While some dogs never let loose at all, Submissive Urination is almost a given in some breeds, such as Old English Sheepdogs. Certain people have a stronger stimulus package to a dog and hence, find their shoes soaked more frequently. The Wee Wee of Joy happens most often on greeting, but can happen in any encounter. It usually decreases on it’s own by age two, but if not, help can still be sought and a good outcome is possible.

What to do about the Wee Wee of Joy? First, NEVER punish it. Remember, the dog is programmed by nature to communicate like a dog, not a human. He has no control over this behavior and even shrieking, “Eeeewww, that’s so gross!” just makes it worse.

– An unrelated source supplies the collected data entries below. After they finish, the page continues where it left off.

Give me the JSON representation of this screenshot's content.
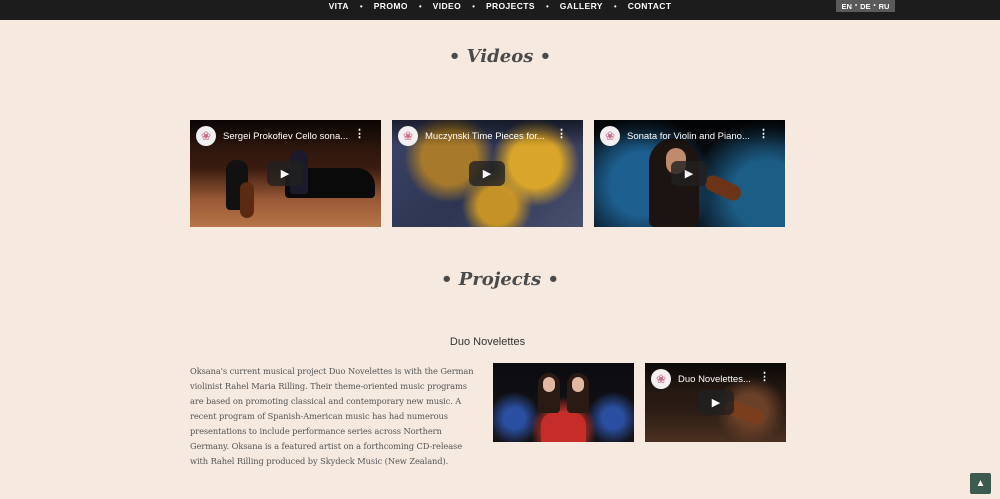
{
  "nav": {
    "items": [
      "VITA",
      "PROMO",
      "VIDEO",
      "PROJECTS",
      "GALLERY",
      "CONTACT"
    ],
    "separator": "•"
  },
  "languages": {
    "items": [
      "EN",
      "DE",
      "RU"
    ],
    "separator": "•",
    "active": "EN"
  },
  "sections": {
    "videos_title": "• Videos •",
    "projects_title": "• Projects •"
  },
  "videos": [
    {
      "title": "Sergei Prokofiev Cello sona...",
      "menu_icon": "⋮",
      "play_icon": "▶"
    },
    {
      "title": "Muczynski Time Pieces for...",
      "menu_icon": "⋮",
      "play_icon": "▶"
    },
    {
      "title": "Sonata for Violin and Piano...",
      "menu_icon": "⋮",
      "play_icon": "▶"
    }
  ],
  "project": {
    "name": "Duo Novelettes",
    "description": "Oksana's current musical project Duo Novelettes is with the German violinist Rahel Maria Rilling. Their theme-oriented music programs are based on promoting classical and contemporary new music. A recent program of Spanish-American music has had numerous presentations to include performance series across Northern Germany. Oksana is a featured artist on a forthcoming CD-release with Rahel Rilling produced by Skydeck Music (New Zealand).",
    "video": {
      "title": "Duo Novelettes...",
      "menu_icon": "⋮",
      "play_icon": "▶"
    }
  },
  "channel_avatar_icon": "❀",
  "back_to_top_icon": "▲",
  "colors": {
    "background": "#f5e9e0",
    "nav_bar": "#1c1c1c",
    "back_to_top": "#3d5a4e"
  }
}
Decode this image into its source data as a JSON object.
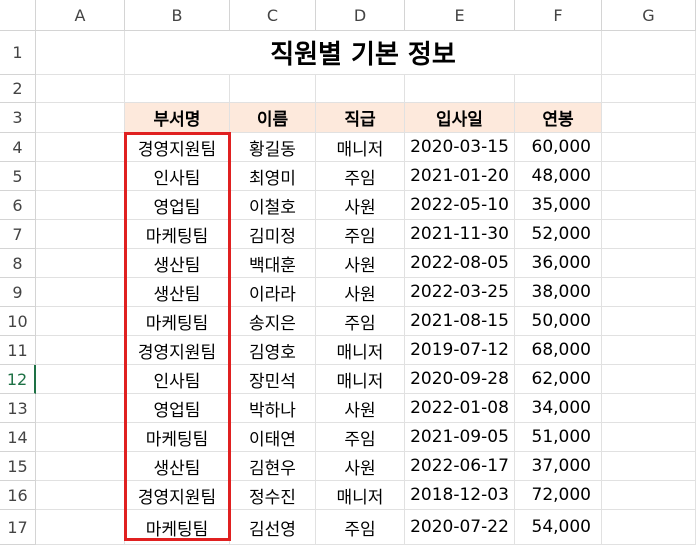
{
  "columns": [
    "A",
    "B",
    "C",
    "D",
    "E",
    "F",
    "G"
  ],
  "rows": [
    "1",
    "2",
    "3",
    "4",
    "5",
    "6",
    "7",
    "8",
    "9",
    "10",
    "11",
    "12",
    "13",
    "14",
    "15",
    "16",
    "17"
  ],
  "active_row": "12",
  "title": "직원별 기본 정보",
  "headers": [
    "부서명",
    "이름",
    "직급",
    "입사일",
    "연봉"
  ],
  "records": [
    [
      "경영지원팀",
      "황길동",
      "매니저",
      "2020-03-15",
      "60,000"
    ],
    [
      "인사팀",
      "최영미",
      "주임",
      "2021-01-20",
      "48,000"
    ],
    [
      "영업팀",
      "이철호",
      "사원",
      "2022-05-10",
      "35,000"
    ],
    [
      "마케팅팀",
      "김미정",
      "주임",
      "2021-11-30",
      "52,000"
    ],
    [
      "생산팀",
      "백대훈",
      "사원",
      "2022-08-05",
      "36,000"
    ],
    [
      "생산팀",
      "이라라",
      "사원",
      "2022-03-25",
      "38,000"
    ],
    [
      "마케팅팀",
      "송지은",
      "주임",
      "2021-08-15",
      "50,000"
    ],
    [
      "경영지원팀",
      "김영호",
      "매니저",
      "2019-07-12",
      "68,000"
    ],
    [
      "인사팀",
      "장민석",
      "매니저",
      "2020-09-28",
      "62,000"
    ],
    [
      "영업팀",
      "박하나",
      "사원",
      "2022-01-08",
      "34,000"
    ],
    [
      "마케팅팀",
      "이태연",
      "주임",
      "2021-09-05",
      "51,000"
    ],
    [
      "생산팀",
      "김현우",
      "사원",
      "2022-06-17",
      "37,000"
    ],
    [
      "경영지원팀",
      "정수진",
      "매니저",
      "2018-12-03",
      "72,000"
    ],
    [
      "마케팅팀",
      "김선영",
      "주임",
      "2020-07-22",
      "54,000"
    ]
  ],
  "colors": {
    "header_fill": "#fde9dc",
    "highlight_border": "#e02020",
    "active_row_header": "#1e7145"
  }
}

Often, owners are so frustrated by this behavior that by the time they report it to a behaviorist, great damage has already been done to the human animal bond. The owner has reacted in anger and the dog has lost confidence that the owner can be appeased and is now quite anxious on greetings. All members of the family must understand that punishment of any kind is counterproductive.

Managing the Wee Wee of Joy during retraining is crucial to outcome. Sometimes working around the problem is all that is needed. Provide owners a reasonable alternative by quietly bringing the dog outside before greeting. A handy leash kept near the door or in a purse can be used for this purpose. Ignore the dog, keep body language neutral and quietly snap on the lead and take the little squirter out. A few inexpensive, washable throw rugs can be placed near the door. Wait until the bladder is flatter to do the Mommy’s Home! routine. Quietly go about cleaning up the spills without complaints that the dog will only interpret as more reason to appease the alpha with more and bigger puddles.

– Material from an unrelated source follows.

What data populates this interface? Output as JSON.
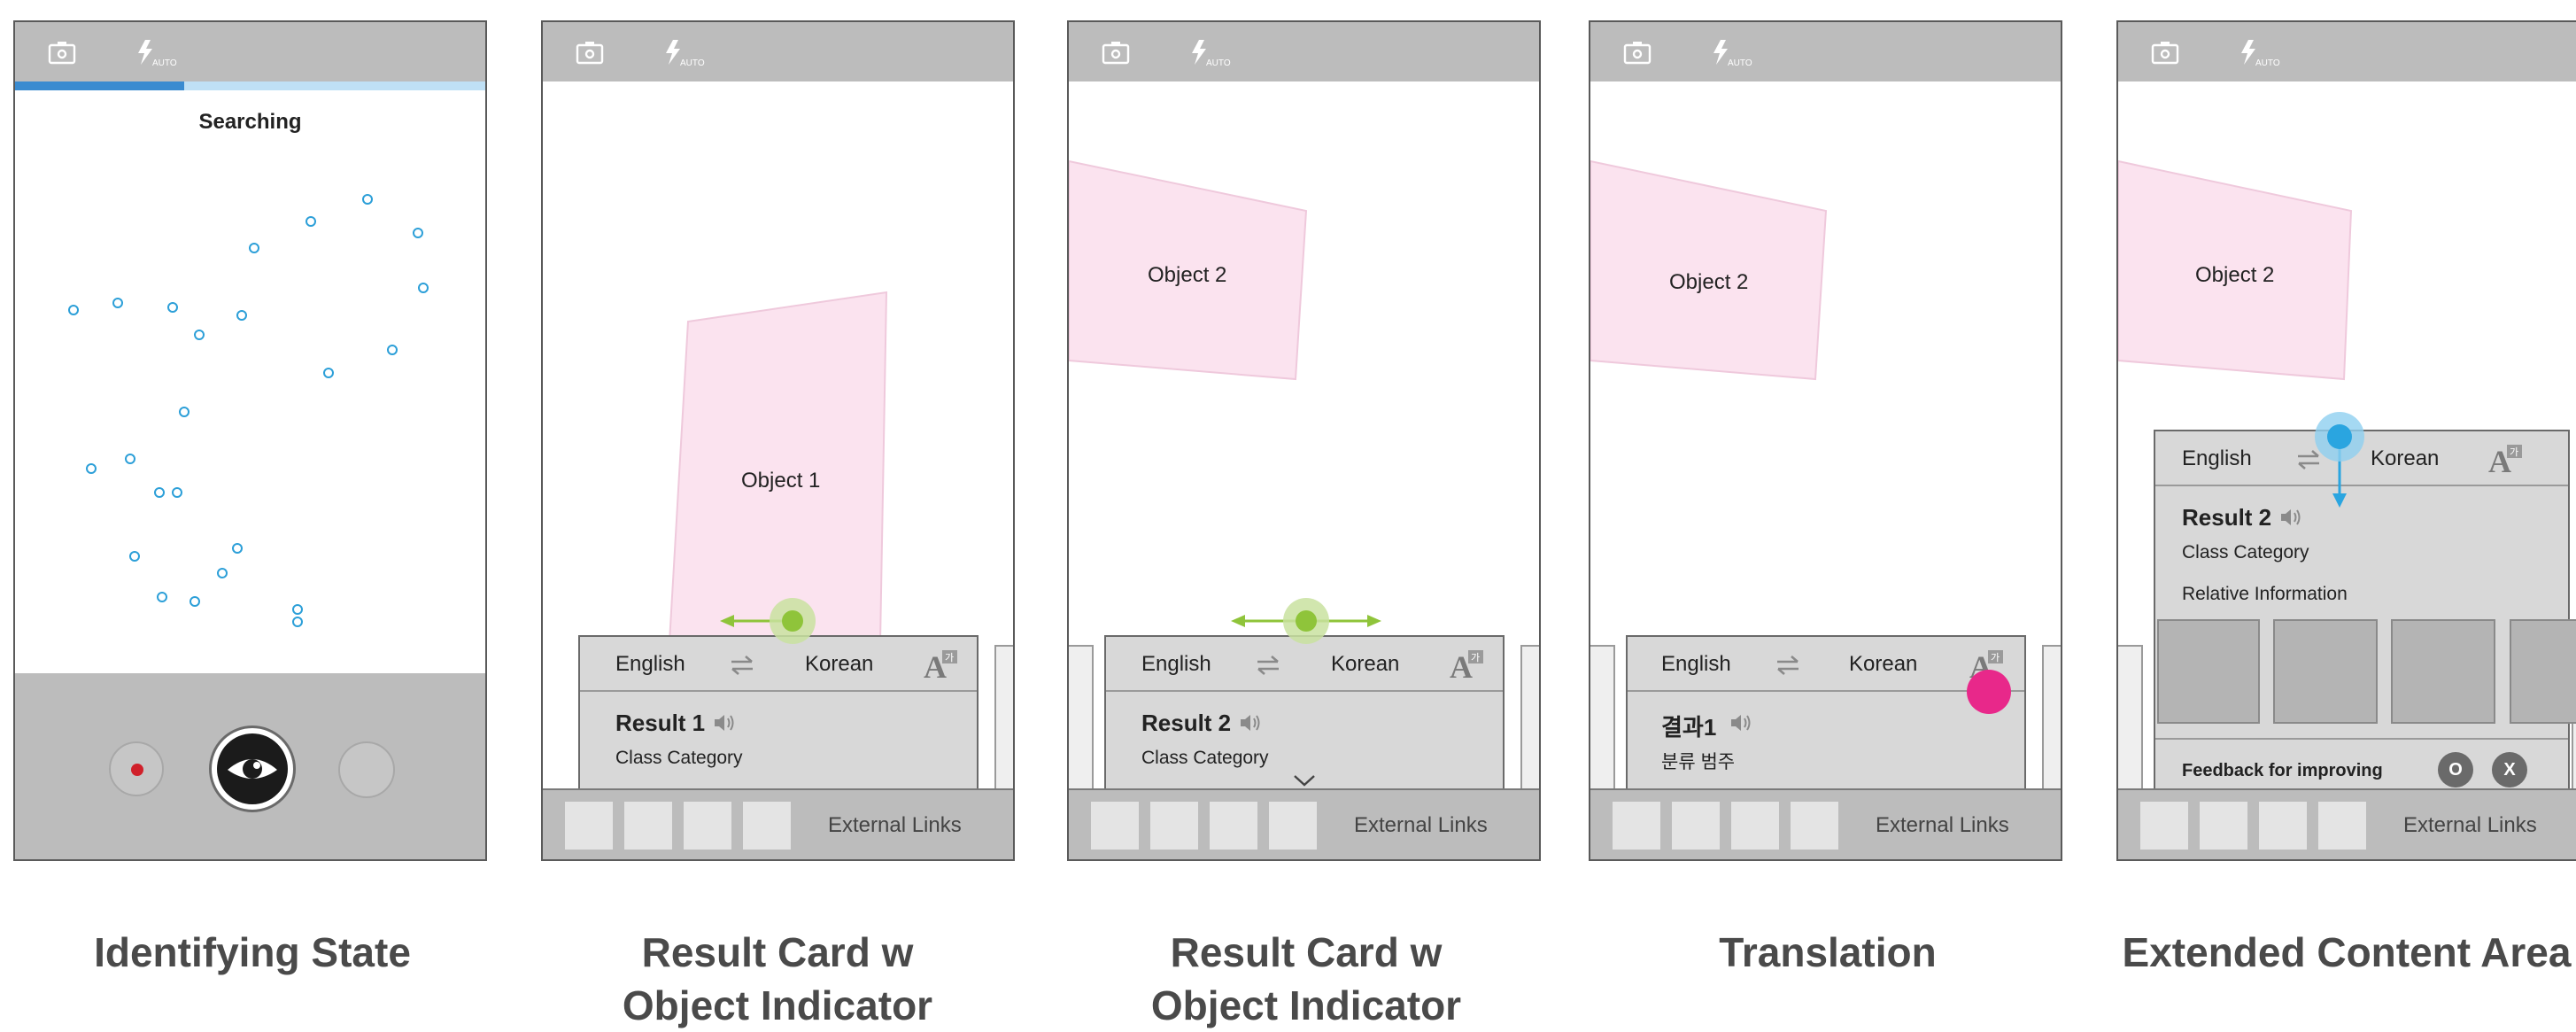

Obedience and/or agility training are great to increase confidence in the dog as well as teach the owner to more effectively communicate with the dog. Well-trained dogs are usually more confident in social situations and see less need for appeasement. Remember, aversive techniques will only increase the anxiety and paper towel bill.

Exposing the dog to many new situations and people will also increase confidence. Make sure that these are positive encounters by asking the people to give your dog a small treat. Have the volunteers hold a neutral body posture, don’t make eye contact and speak quietly.

Good luck and may you need no more paper towels for The Wee Wee of Joy. Thanks, Dave.